UCSB Enrollment Up

Admission Jumps 10 Percent amid Housing Concerns

UC Santa Barbara (file)

UC Santa Barbara has increased its number of admitted students by 10 percent, from 36,282 in 2017 to 39,921 students in 2018. UCSB claims to have adequate dorm space to accommodate its incoming class, but Isla Vista may not be so accommodating. The neighboring college community is already the most densely populated area in all of Santa Barbara County and has spread into more and more of Goleta’s family neighborhoods, in part contributing to rising rents. It is unclear how UCSB’s growing number of students will affect Santa Barbara’s already hurting renters’ market.

UCSB’s admittance rate increase is in part a result of the statewide UC initiative to add an additional 10,000 Californians by the 2018-19 academic year and to make its campuses more accessible to transfer students by admitting one California transfer student for every two new state-resident first-years. This year, the UC system collectively admitted nearly 137,000 students to its nine campuses ​— ​record-breaking numbers. Of those 137,000 students, more than 95,000 are California residents and more than 24,000 are transfer students. The increase in admissions raised the number of offers to students from historically underrepresented groups. Forty-six percent of California first-years and transfers will be the first in their families to graduate from a four-year college.

For UCSB, 10,139 of admitted students, or roughly 25 percent, are transfer students, with more than 90 percent coming from California community colleges. Ethnic and racial admissions have more or less stayed the same for UCSB, with 38 percent Asian American, 26 percent white, 26 percent Latino, 4 percent black, and 1 percent American Indian students.

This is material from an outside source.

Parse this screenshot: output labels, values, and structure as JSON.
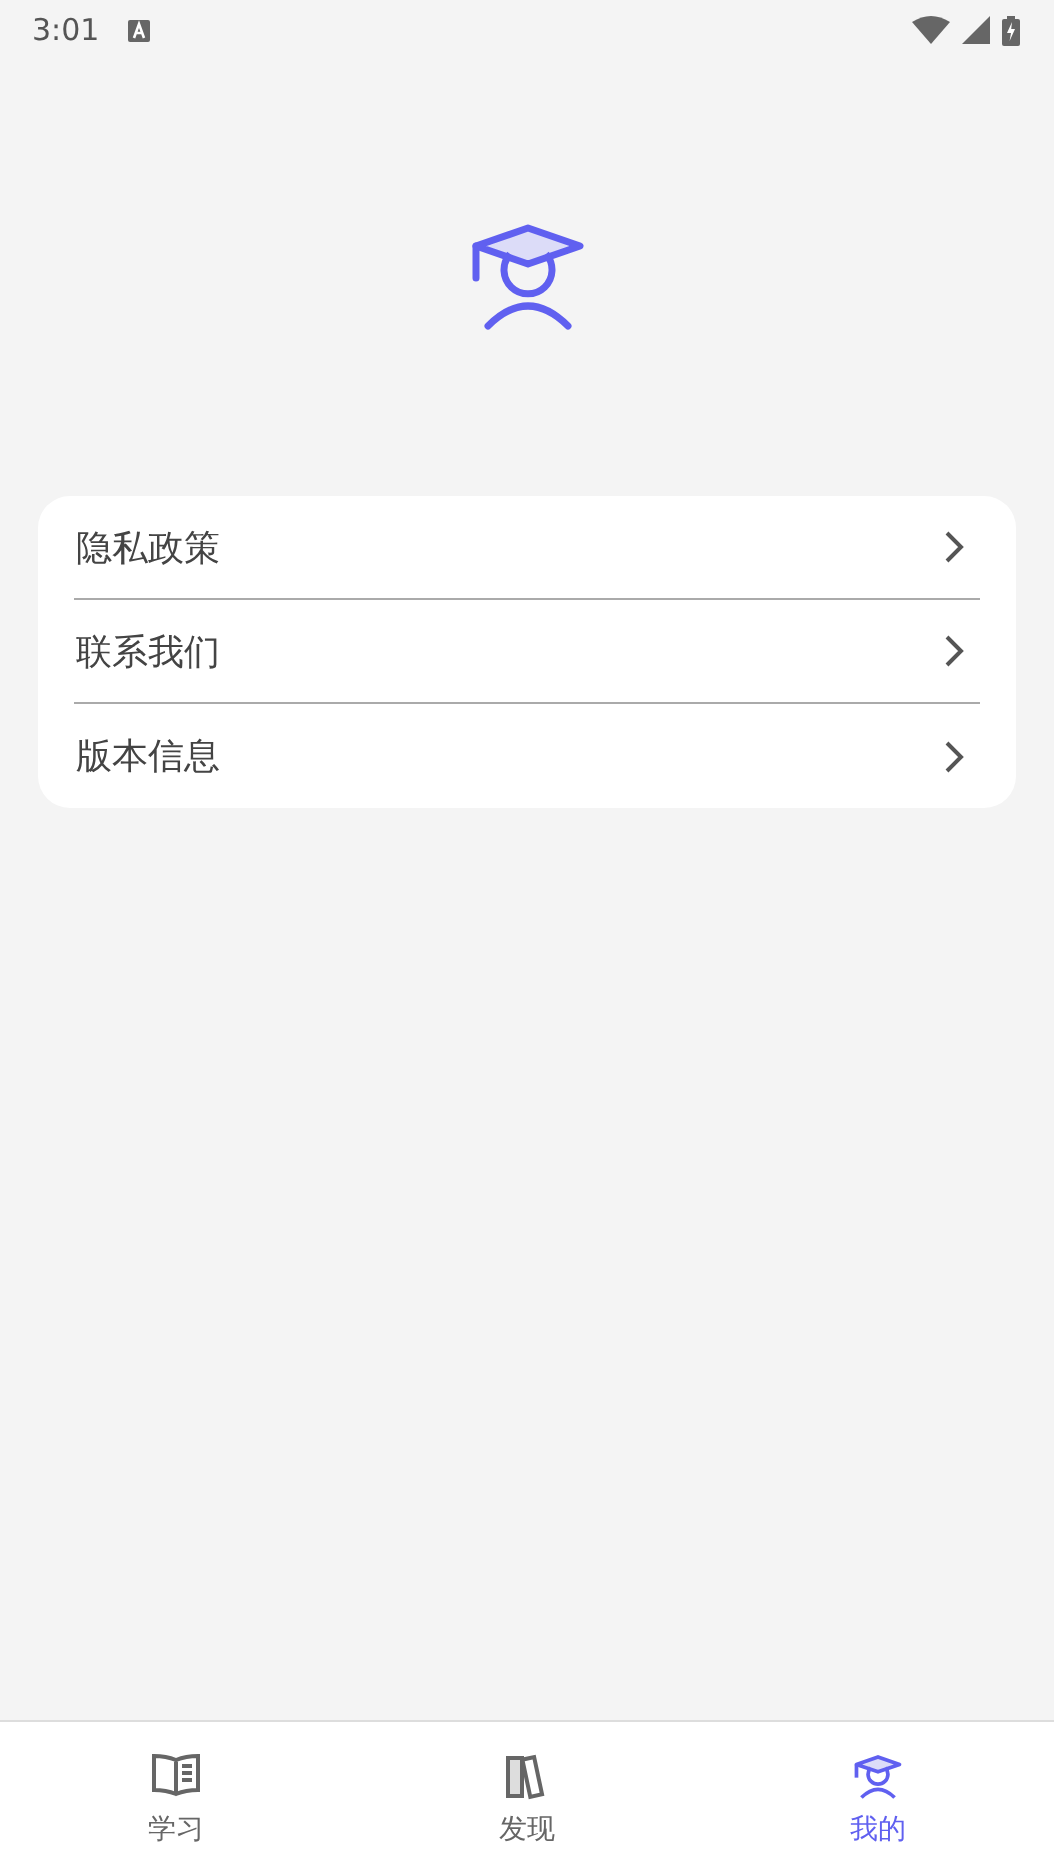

The question of housing remains. “Students who meet the housing application deadlines are guaranteed a space in the university residency halls or apartments,” said Andrea Estrada, UCSB’s director of media and news relations. However, whether extreme measures will be taken to guarantee students a space is unclear. In the 2016-17 academic year, UCLA was forced to convert dorm doubles into triples to accommodate its 750-student enrollment increase. Earlier this year, Save Berkeley’s Neighborhoods, a nonprofit advocacy group, filed a lawsuit against UC Berkeley for allegedly failing to analyze the environmental impacts of the increase in student enrollment.